‘Take away, utterly extinct and destroy all shrines … pictures, paintings and all other monuments of feigned miracles, pilgrimages, idolatry and superstition so that there remain no memory of the same in walls, glass windows…’. These were the instructions handed down to churches in the reign of Edward VI, the death-knell for medieval church wall paintings following the wholesale destruction of the monasteries in his father’s time.
That any church art survived this state-sponsored barbarism some five centuries ago seems extraordinary, and its rarity makes it all the more precious.
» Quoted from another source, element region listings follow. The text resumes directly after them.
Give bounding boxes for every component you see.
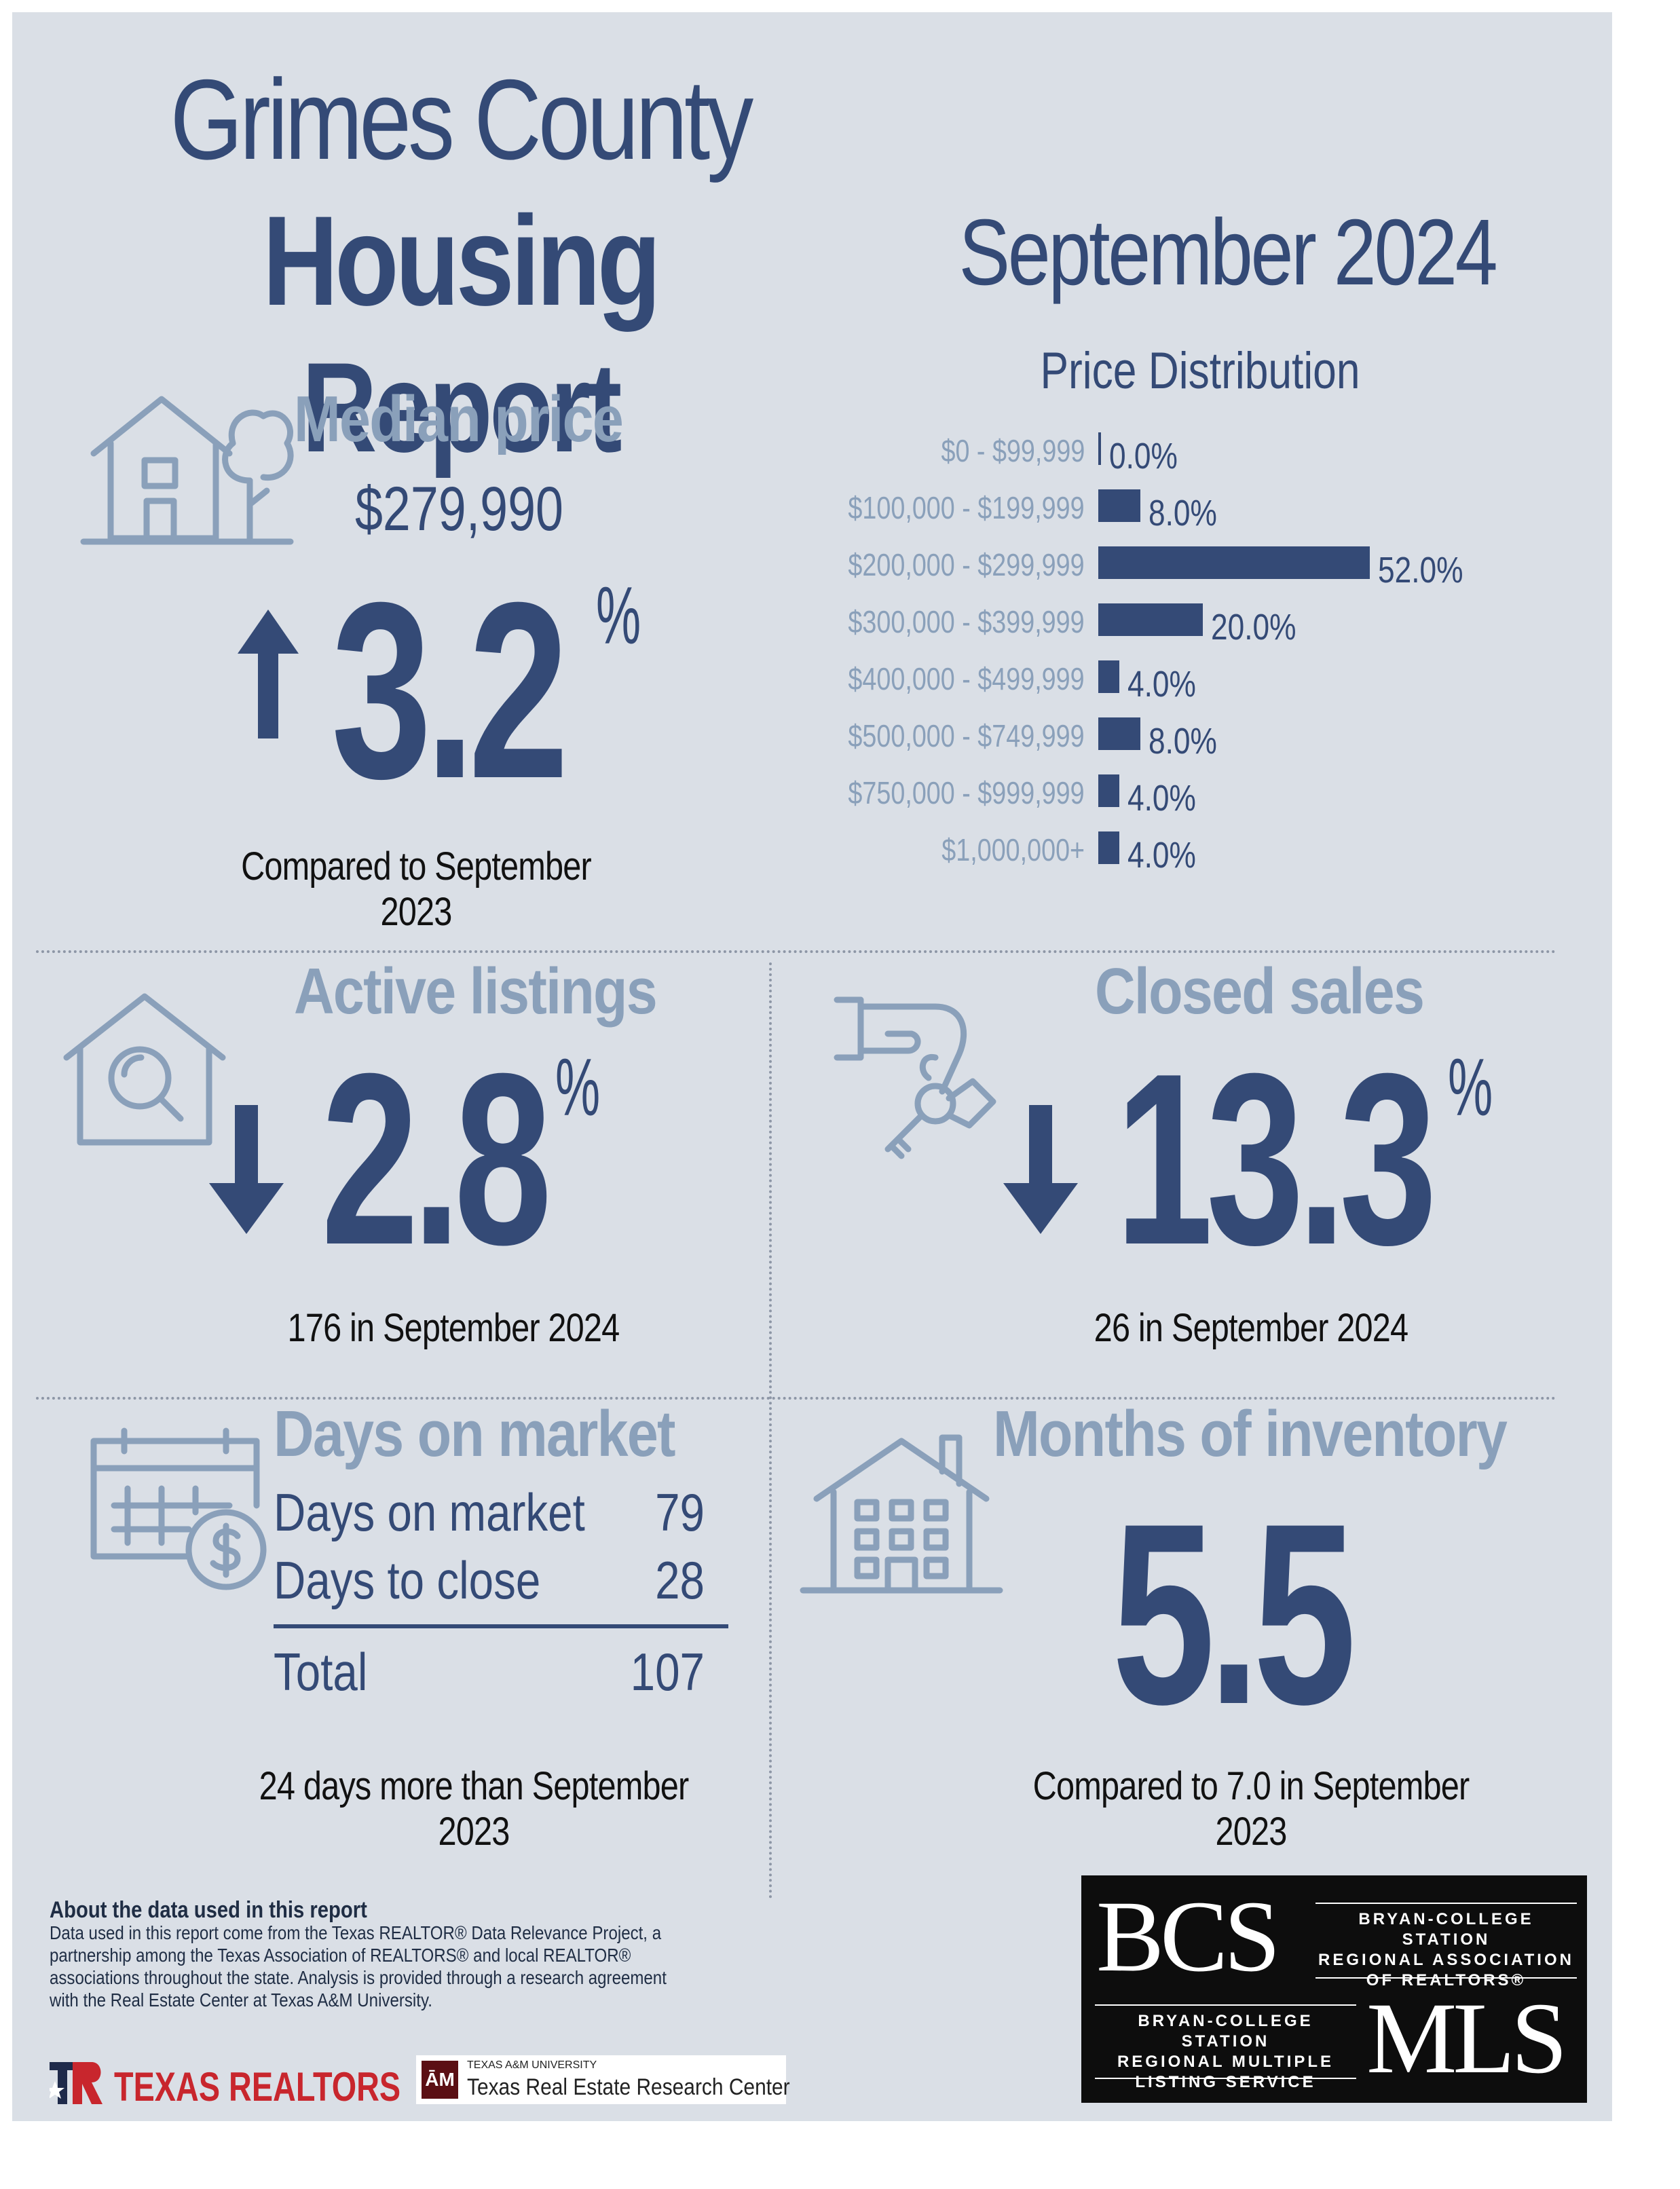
tamu-small-text: TEXAS A&M UNIVERSITY: [467, 2059, 597, 2071]
dom-total-label: Total: [274, 1642, 368, 1702]
mls-rule-top: [1095, 2004, 1356, 2006]
price-bucket-label: $400,000 - $499,999: [848, 661, 1085, 696]
about-line: partnership among the Texas Association …: [50, 1945, 631, 1966]
price-bucket-bar: [1098, 546, 1370, 579]
arrow-down-icon: [1003, 1105, 1078, 1234]
active-listings-caption: 176 in September 2024: [287, 1306, 620, 1350]
months-inventory-value: 5.5: [1112, 1470, 1356, 1758]
arrow-up-icon: [238, 610, 299, 738]
price-distribution-chart: $0 - $99,999 $100,000 - $199,999 $200,000 …: [759, 430, 1573, 884]
tamu-logo: ĀM TEXAS A&M UNIVERSITY Texas Real Estat…: [416, 2055, 790, 2104]
price-bucket-value: 8.0%: [1148, 493, 1217, 534]
price-bucket-value: 4.0%: [1127, 664, 1196, 705]
price-bucket-label: $1,000,000+: [941, 832, 1085, 867]
bcs-mark: BCS: [1096, 1880, 1281, 1993]
price-bucket-bar: [1098, 432, 1101, 465]
price-bucket-bar: [1098, 717, 1140, 750]
price-distribution-title: Price Distribution: [1040, 342, 1360, 400]
price-bucket-label: $750,000 - $999,999: [848, 775, 1085, 810]
median-price-label: Median price: [294, 383, 624, 455]
price-bucket-label: $300,000 - $399,999: [848, 604, 1085, 639]
price-bucket-bar: [1098, 603, 1203, 636]
price-bucket-label: $100,000 - $199,999: [848, 490, 1085, 525]
price-bucket-value: 52.0%: [1378, 550, 1463, 591]
price-bucket-bar: [1098, 774, 1119, 807]
about-line: with the Real Estate Center at Texas A&M…: [50, 1989, 432, 2010]
bcs-rule-bottom: [1315, 1977, 1577, 1979]
mls-rule-bottom: [1095, 2078, 1356, 2079]
title-line2: Housing Report: [262, 189, 661, 479]
bcs-rule-top: [1315, 1903, 1577, 1904]
closed-sales-caption: 26 in September 2024: [1094, 1306, 1408, 1350]
price-bucket-value: 8.0%: [1148, 721, 1217, 762]
median-price-change: 3.2: [331, 550, 569, 831]
title-line1: Grimes County: [170, 56, 754, 183]
price-bucket-bar: [1098, 489, 1140, 522]
bcs-text: BRYAN-COLLEGE STATION REGIONAL ASSOCIATI…: [1315, 1909, 1577, 1991]
texas-realtors-mark-icon: [50, 2062, 102, 2104]
mls-text-line: BRYAN-COLLEGE STATION: [1138, 2012, 1313, 2051]
report-page: Grimes County Housing Report September 2…: [12, 12, 1612, 2121]
calendar-dollar-icon: [90, 1427, 267, 1590]
about-heading: About the data used in this report: [50, 1897, 367, 1923]
bcs-text-line: REGIONAL ASSOCIATION: [1318, 1951, 1574, 1969]
tamu-mark-icon: ĀM: [422, 2061, 458, 2099]
divider-vertical: [769, 962, 772, 1899]
price-bucket-bar: [1098, 660, 1119, 693]
house-tree-icon: [80, 396, 294, 545]
mls-text: BRYAN-COLLEGE STATION REGIONAL MULTIPLE …: [1095, 2011, 1356, 2093]
median-price-value: $279,990: [355, 474, 563, 544]
texas-realtors-logo: TEXAS REALTORS: [50, 2055, 403, 2110]
texas-realtors-text: TEXAS REALTORS: [114, 2064, 401, 2110]
price-bucket-value: 4.0%: [1127, 835, 1196, 876]
active-listings-label: Active listings: [294, 955, 658, 1028]
mls-mark: MLS: [1366, 1982, 1567, 2095]
report-month: September 2024: [958, 200, 1498, 305]
price-bucket-value: 0.0%: [1109, 436, 1178, 476]
price-bucket-bar: [1098, 831, 1119, 864]
divider-middle: [36, 1397, 1556, 1400]
tamu-center-text: Texas Real Estate Research Center: [467, 2074, 790, 2100]
about-section: About the data used in this report Data …: [50, 1897, 851, 2011]
about-line: Data used in this report come from the T…: [50, 1922, 662, 1943]
closed-sales-label: Closed sales: [1095, 955, 1425, 1028]
price-bucket-label: $0 - $99,999: [941, 433, 1085, 468]
bcs-text-line: BRYAN-COLLEGE STATION: [1358, 1910, 1534, 1949]
active-listings-unit: %: [555, 1042, 601, 1133]
total-rule: [274, 1624, 728, 1628]
price-bucket-value: 20.0%: [1210, 607, 1296, 648]
closed-sales-unit: %: [1448, 1042, 1493, 1133]
building-icon: [800, 1434, 1003, 1594]
mls-text-line: LISTING SERVICE: [1135, 2073, 1316, 2091]
hand-keys-icon: [834, 996, 996, 1159]
price-distribution-labels: $0 - $99,999 $100,000 - $199,999 $200,000 …: [759, 430, 1085, 884]
arrow-down-icon: [209, 1105, 284, 1234]
divider-top: [36, 950, 1556, 953]
price-distribution-bars: 0.0% 8.0% 52.0% 20.0% 4.0% 8.0% 4.0% 4.0%: [1098, 430, 1573, 884]
mls-text-line: REGIONAL MULTIPLE: [1117, 2053, 1334, 2071]
dom-row-value: 79: [655, 1482, 705, 1542]
months-inventory-label: Months of inventory: [993, 1398, 1508, 1470]
price-bucket-value: 4.0%: [1127, 778, 1196, 819]
months-inventory-caption: Compared to 7.0 in September 2023: [1032, 1764, 1470, 1854]
about-line: associations throughout the state. Analy…: [50, 1967, 667, 1988]
days-on-market-caption: 24 days more than September 2023: [259, 1764, 690, 1854]
dom-row-label: Days on market: [274, 1482, 585, 1542]
house-magnifier-icon: [63, 993, 226, 1146]
price-bucket-label: $200,000 - $299,999: [848, 547, 1085, 582]
bcs-mls-logo: BCS BRYAN-COLLEGE STATION REGIONAL ASSOC…: [1081, 1875, 1587, 2103]
median-price-unit: %: [596, 570, 641, 661]
closed-sales-change: 13.3: [1115, 1023, 1437, 1296]
dtc-row-value: 28: [655, 1550, 705, 1610]
median-price-caption: Compared to September 2023: [241, 844, 592, 934]
bcs-text-line: OF REALTORS®: [1366, 1971, 1527, 1989]
price-bucket-label: $500,000 - $749,999: [848, 718, 1085, 753]
days-on-market-label: Days on market: [274, 1398, 676, 1470]
active-listings-change: 2.8: [321, 1023, 552, 1296]
dom-total-value: 107: [630, 1642, 705, 1702]
dtc-row-label: Days to close: [274, 1550, 541, 1610]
This is no more than a pocket guide to the shadowy and often elusive fragments of secular and scared art that we do still have, but if the doom paintings will be familiar to many, who other than the specialist knows about the ‘three living and the three dead’ and the ‘warning to janglers’, let alone the Bonnacon, a bestiary beast to be seen in Longthorpe Tower near Peterborough ‘shown propelling the contents of its bowels horizontally at some pursuing hunters’?
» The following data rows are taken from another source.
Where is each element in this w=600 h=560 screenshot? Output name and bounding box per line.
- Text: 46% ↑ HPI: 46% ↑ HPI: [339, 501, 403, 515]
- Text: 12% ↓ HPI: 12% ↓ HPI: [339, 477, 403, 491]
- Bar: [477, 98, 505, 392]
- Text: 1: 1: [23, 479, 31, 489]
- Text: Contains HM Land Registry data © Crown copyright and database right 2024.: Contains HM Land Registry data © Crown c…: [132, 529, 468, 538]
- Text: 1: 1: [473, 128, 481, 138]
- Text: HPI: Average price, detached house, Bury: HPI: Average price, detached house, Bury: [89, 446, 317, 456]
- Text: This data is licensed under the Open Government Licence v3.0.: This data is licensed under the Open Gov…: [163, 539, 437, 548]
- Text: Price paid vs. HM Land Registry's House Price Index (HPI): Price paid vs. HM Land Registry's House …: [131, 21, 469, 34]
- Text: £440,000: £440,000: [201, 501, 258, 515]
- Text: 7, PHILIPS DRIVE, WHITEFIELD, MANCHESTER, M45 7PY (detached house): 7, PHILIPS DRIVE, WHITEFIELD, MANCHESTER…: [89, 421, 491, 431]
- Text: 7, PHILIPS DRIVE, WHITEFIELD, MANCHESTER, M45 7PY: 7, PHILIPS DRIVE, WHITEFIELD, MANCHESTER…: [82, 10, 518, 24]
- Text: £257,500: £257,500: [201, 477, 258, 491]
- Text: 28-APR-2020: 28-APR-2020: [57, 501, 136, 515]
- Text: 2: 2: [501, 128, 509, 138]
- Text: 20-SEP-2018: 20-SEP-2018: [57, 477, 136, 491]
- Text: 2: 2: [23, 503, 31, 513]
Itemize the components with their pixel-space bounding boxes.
Roger Rosewell’s larger volume on this subject doubtless fills out these and other subjects touched on here — who made these paintings and why, how and where and what did they cost— but make sure you have this little book in the door pocket of your car. The illustrations are good enough to give a real sense of the treasures that are still to be found, and from Dunkeld on the fringes of Birnam Wood to St Botolph in Hardham, West Sussex, Rosewell’s invaluable gazetteer will point you in the direction of the best examples and remind you of just how much we have lost.